Execução provisória da pena: viés funcionalista ou retorno ao neokantismo?

Autor

  • Abhner Youssif Mota Arabi

    é juiz auxiliar da presidência do Supremo Tribunal Federal coordenador do Centro de Mediação e Conciliação do STF doutorando em Direito do Estado (subárea: Direito Constitucional) na Universidade de São Paulo (USP) mestre em "Direito Estado e Constituição" pela Universidade de Brasília (UnB) ex-assessor de ministro do Supremo Tribunal Federal (2014-2018) e autor de livros capítulos de livros e artigos jurídicos.

23 de outubro de 2016, 13h23

Como já amplamente noticiado, em 5/10/2016 — na data do aniversário de 28 anos da Constituição, curiosamente —, o Supremo Tribunal Federal completou o julgamento da medida cautelar nas ações declaratórias de constitucionalidade 43 e 44. Em tais feitos, apresentava-se o pedido principal de reconhecimento da validade e aplicabilidade do artigo 283 do Código de Processo Penal, buscando-se reverter o entendimento afirmado pelo mesmo STF, de mesma composição, no HC 126.292 (julgado em 17/2/2016); dessa vez, por meio de decisão dotada de eficácia erga omnes e efeitos vinculantes. O resultado do julgamento, como já se projetava, foi o mesmo do que se tentava superar, alterando-se apenas o resultado de votação, já que o ministro Dias Toffoli alterou seu posicionamento inicial. Entretanto, para além dos comentários sobre o conteúdo em si do referido julgamento, o presente texto pretende apresentar uma nova perspectiva de análise da questão.

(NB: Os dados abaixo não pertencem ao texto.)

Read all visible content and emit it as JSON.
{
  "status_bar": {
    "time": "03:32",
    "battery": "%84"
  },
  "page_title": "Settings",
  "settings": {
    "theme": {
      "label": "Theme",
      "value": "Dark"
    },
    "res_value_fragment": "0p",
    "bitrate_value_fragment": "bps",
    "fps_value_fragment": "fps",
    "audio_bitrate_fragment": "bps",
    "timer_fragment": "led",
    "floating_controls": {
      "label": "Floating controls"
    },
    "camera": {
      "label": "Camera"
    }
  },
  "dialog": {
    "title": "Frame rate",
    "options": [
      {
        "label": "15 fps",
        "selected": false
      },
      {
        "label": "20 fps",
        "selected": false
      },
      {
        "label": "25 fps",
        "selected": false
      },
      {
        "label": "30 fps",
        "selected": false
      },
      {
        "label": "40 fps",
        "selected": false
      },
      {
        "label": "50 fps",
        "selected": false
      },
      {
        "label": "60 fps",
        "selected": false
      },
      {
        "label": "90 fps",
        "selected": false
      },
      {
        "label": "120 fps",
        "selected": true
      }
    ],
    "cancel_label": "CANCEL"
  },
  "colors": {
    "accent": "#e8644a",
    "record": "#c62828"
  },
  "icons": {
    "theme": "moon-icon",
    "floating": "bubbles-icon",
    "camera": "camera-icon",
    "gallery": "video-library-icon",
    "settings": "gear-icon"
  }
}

Na busca de um voto médio entre a posição que restou majoritária na corte, afora os fundamentos jurídico-constitucionais que buscassem compatibilizar a presunção de inocência até o trânsito em julgado (artigo 5º, LVII, da CRFB/88) com a possibilidade de início do cumprimento da execução da pena privativa de liberdade antes da imutabilidade formal da decisão condenatória, nota-se que muitas razões de política criminal e judiciária serviram de verdadeiros fundamentos ao convencimento dos seis inmistros que se posicionaram pela possibilidade da execução provisória da pena. Dentre as razões citadas, identificam-se, por exemplo, reclamos de vitimologia — como explicar a um pai que o assassino condenado de sua filha ainda aguarda, mais de 20 anos depois de sua morte, em liberdade seu julgamento ou o trânsito em julgado de sua sentença condenatória? —; dados estatísticos da criminalidade violenta no Brasil — nossa taxa de homicídios é maior do que países que se encontram em conflitos militares, o que ensejaria uma resposta punitiva mais incisiva —; aspectos fáticos relativos à natureza do sistema prisional brasileiro — é grande nossa população carcerária e há muitos presos submetidos a custódias cautelares, em condições insalubres e indignas, sendo que a alteração do nomen iuris da custódia penal de carcer ad custodiam para carcer ad poenam atrairia maiores preocupações da sociedade e das instituições públicas para essa dura realidade —; a abusividade do direito de defesa e do manejo de recursos (que aqui se toma a liberdade de denominar esquizofrenia recursal) — a necessidade de aguardar o trânsito em julgado possibilita que os acusados, via seus advogados, interponham sucessivos recursos inadmissíveis e protelatórios apenas com a finalidade de postergar o marco de definitividade da condenação penal —; o aumento da seletividade do Direito Penal e das agências de persecução criminal — ao possibilitar a denominada ‘esquizofrenia recursal’, os acusados com maior capacidade financeira teriam a possibilidade de contratar melhores advogados, que melhor saberiam se valer das brechas que o sistema permite, deixando apenas aos menos favorecidos o cumprimento mais imediato da pena que lhe foi imposta —; dentre outros.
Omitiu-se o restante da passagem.